Last Updated: 04 Jan, 2023     Views: 13

The version of Harvard we use is based on the Australian Government Style Manual, so you may wish to confirm with your supervisor or lecturer that they are referring to the same version of Harvard.

For the version we use, you use the short title of Acts and Ordinances in text, putting the title in italics and including the date the first time you use them (for subsequent references, you just capitalise the Act/Ordinance title and don't worry about the italics or year):

According to the Environmental Protection (Impact of Proposals) Act 1974 it must...

then

...as established in the Environmental Protection (Impact of Proposals) Act.

If it's a specific jurisdiction, sneak that into the sentence or put it in brackets after the Act:

In Queensland's Anti-Discrimination Act 1968 ...

or

In the Anti-Discrimination Act 1968 (Qld)...

Commonwealth is abbreviated to (Cwlth) for jurisdiction.

Bills are considered "unpublished', so they aren't italicised. Other than that you follow the same pattern as for Acts.

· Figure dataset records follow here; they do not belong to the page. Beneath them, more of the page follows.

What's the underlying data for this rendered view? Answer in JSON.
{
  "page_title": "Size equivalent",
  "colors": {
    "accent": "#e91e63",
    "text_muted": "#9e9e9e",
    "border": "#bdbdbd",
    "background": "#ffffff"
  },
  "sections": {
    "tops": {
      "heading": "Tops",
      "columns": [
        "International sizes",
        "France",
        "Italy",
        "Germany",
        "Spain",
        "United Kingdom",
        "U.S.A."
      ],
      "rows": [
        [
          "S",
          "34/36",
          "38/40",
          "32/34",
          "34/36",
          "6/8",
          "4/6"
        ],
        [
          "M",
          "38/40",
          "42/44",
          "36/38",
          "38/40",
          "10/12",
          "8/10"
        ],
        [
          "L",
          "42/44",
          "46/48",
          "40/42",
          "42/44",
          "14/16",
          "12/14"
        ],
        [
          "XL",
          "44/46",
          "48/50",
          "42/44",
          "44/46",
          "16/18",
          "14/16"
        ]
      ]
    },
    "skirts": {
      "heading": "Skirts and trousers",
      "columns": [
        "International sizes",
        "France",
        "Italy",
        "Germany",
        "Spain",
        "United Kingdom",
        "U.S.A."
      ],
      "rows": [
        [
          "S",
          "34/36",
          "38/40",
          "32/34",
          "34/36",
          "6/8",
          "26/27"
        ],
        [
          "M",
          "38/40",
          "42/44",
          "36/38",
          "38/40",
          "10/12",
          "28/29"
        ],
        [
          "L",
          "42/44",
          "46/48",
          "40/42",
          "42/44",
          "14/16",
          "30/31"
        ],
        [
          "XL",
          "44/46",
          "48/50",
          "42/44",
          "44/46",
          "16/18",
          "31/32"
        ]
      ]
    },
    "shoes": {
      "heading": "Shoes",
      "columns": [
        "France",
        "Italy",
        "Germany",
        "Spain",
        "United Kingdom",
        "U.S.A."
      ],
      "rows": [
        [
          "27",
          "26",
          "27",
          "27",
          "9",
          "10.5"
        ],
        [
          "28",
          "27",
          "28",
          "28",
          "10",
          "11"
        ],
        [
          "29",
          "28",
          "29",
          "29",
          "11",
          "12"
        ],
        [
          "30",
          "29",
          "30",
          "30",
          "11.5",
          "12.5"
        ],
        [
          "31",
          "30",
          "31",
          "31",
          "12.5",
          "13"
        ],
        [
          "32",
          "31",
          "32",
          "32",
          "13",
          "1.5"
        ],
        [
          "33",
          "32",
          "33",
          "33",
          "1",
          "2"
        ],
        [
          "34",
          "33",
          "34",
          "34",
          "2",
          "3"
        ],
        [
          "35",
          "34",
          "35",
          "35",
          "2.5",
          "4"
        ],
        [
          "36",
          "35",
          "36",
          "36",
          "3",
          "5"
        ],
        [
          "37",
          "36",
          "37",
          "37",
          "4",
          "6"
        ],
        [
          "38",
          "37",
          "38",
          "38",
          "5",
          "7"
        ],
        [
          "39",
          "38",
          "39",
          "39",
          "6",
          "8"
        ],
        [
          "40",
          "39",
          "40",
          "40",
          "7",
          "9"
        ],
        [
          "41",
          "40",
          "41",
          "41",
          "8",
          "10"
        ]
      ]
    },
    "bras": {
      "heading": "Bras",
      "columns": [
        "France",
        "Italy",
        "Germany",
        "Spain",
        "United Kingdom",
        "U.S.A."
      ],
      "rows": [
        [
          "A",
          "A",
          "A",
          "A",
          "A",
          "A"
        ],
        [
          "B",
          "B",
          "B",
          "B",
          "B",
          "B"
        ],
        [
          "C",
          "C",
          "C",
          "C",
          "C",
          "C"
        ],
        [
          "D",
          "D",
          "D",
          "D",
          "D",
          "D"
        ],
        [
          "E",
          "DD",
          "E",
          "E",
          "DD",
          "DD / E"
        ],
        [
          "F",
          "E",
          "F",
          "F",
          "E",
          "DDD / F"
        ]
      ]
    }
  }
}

Case names are italicised, but only the name - you then include the reference details (not in italics) for the first citation in text, but after that you can just use the case name (or a shortened case name if applicable, such as Smith & ors instead of Smith and others), but continue to italicise. Use "at" to refer to a specific page:

Ghamrawi v. The Queen (2017) 269 A Crim R 146 at 152

then

Ghamrawi v. The Queen

If it's a really well known case that has it's own title, include that in the first reference and then just us it from then on:

The State of New South Wales v. The Commonwealth (1915) 20 CLR 54 (the Wheat Case)

then

The Wheat Case...

All of this is listed on pages 224-228 of the Style Manual, if you want to find it in the book.